Creare consapevolezza tra i rifugiati di Wellington, la capitale della Nuova Zelanda, richiede un approccio diverso. Narjis Al-Zaidi, ventenne ex rifugiata irachena, è una studentessa universitaria e presentatrice di un programma radiofonico chiamato “Voice of Aroha”, che mira a creare una piattaforma inclusiva per le persone rifugiate e non per condividere le loro opinioni ed esperienze.
Lei e i suoi co-presentatori hanno iniziato a parlare di COVID-19 con i loro ascoltatori, e a condividere con loro informazioni attraverso i social media, quando si sono resi conto che i consigli ufficiali non erano immediatamente disponibili in lingue come l’arabo, l’amarico, il farsi e lo spagnolo, o accessibili a chi non era digitalmente alfabetizzato.
“Essere un rifugiato può farti sentire isolato”, dice Narjis. “Volevamo tenere informati i nostri ascoltatori perché era una situazione travolgente che tutti noi dovevamo affrontare e la maggior parte del disagio veniva dall’incertezza di [non sapere] cosa sarebbe successo dopo e come ci avrebbe colpiti”.
Narjis, il pastore Alois, Shadi, il dottor Kelli, Sidra, Midia e Carmen sono tutti presenti in un video che l’UNHCR ha prodotto per commemorare la Giornata Mondiale del Rifugiato del 20 giugno.
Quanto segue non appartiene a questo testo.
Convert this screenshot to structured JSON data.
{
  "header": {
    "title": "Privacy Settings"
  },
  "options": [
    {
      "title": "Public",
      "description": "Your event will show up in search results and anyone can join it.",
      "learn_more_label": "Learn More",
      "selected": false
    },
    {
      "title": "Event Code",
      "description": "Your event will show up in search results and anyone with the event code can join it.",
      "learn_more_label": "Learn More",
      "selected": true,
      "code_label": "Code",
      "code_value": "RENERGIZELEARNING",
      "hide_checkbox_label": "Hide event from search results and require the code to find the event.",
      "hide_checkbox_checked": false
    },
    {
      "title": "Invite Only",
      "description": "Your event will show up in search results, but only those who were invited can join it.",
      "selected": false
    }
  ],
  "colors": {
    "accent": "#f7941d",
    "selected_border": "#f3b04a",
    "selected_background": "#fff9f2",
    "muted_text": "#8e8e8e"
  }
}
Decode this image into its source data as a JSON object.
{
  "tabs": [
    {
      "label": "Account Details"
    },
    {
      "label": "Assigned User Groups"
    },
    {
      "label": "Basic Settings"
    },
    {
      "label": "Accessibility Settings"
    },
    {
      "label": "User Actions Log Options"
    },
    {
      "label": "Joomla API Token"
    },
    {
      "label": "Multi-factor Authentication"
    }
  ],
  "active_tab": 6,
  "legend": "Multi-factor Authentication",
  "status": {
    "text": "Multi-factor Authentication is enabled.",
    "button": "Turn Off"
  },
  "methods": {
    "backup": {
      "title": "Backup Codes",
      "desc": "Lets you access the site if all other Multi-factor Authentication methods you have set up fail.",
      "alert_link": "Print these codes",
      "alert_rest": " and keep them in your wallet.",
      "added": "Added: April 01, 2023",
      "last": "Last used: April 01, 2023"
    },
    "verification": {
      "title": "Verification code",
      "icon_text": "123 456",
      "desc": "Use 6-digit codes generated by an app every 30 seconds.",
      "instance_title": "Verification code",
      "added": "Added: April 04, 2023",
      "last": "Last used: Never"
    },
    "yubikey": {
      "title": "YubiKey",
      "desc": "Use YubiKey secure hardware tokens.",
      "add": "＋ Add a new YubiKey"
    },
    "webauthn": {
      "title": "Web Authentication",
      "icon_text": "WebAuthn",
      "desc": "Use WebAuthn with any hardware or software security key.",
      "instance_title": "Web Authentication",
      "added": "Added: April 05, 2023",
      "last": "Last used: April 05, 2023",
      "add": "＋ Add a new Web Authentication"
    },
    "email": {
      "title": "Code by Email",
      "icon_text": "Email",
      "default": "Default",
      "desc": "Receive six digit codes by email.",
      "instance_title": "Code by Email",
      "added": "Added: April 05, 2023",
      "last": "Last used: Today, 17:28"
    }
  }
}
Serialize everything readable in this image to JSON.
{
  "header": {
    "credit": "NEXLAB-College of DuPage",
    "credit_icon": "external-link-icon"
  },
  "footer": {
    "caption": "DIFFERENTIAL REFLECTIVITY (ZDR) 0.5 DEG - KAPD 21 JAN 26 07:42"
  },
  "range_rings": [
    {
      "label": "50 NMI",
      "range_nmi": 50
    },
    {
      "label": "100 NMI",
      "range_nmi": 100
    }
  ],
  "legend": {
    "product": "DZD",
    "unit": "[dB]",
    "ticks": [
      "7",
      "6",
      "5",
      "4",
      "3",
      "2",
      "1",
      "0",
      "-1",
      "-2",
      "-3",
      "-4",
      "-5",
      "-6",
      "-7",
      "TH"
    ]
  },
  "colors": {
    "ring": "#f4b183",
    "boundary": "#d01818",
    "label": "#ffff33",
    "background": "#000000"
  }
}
Il video è narrato dall’attore sudafricano e Ambasciatore di buona volontà dell’UNHCR Nomzamo Mbata.
“È più vitale che mai che noi stiamo insieme ai rifugiati e mostriamo come [loro] stanno affrontando e contribuendo alla lotta contro questo virus”, ha commentato. “Tutti possono fare la differenza. Tutti contano”.
Nel suo messaggio per la Giornata Mondiale del Rifugiato, l’Alto Commissariato delle Nazioni Unite per i Rifugiati Filippo Grandi ha reso omaggio ai rifugiati che si sono fatti avanti per aiutare a rispondere alla pandemia, nonostante il loro status spesso precario.
“Mentre combattiamo il COVID-19, traggo ispirazione dalla resistenza che i rifugiati hanno dimostrato… e dalla loro determinazione a migliorare la loro vita e quella degli altri”, ha detto.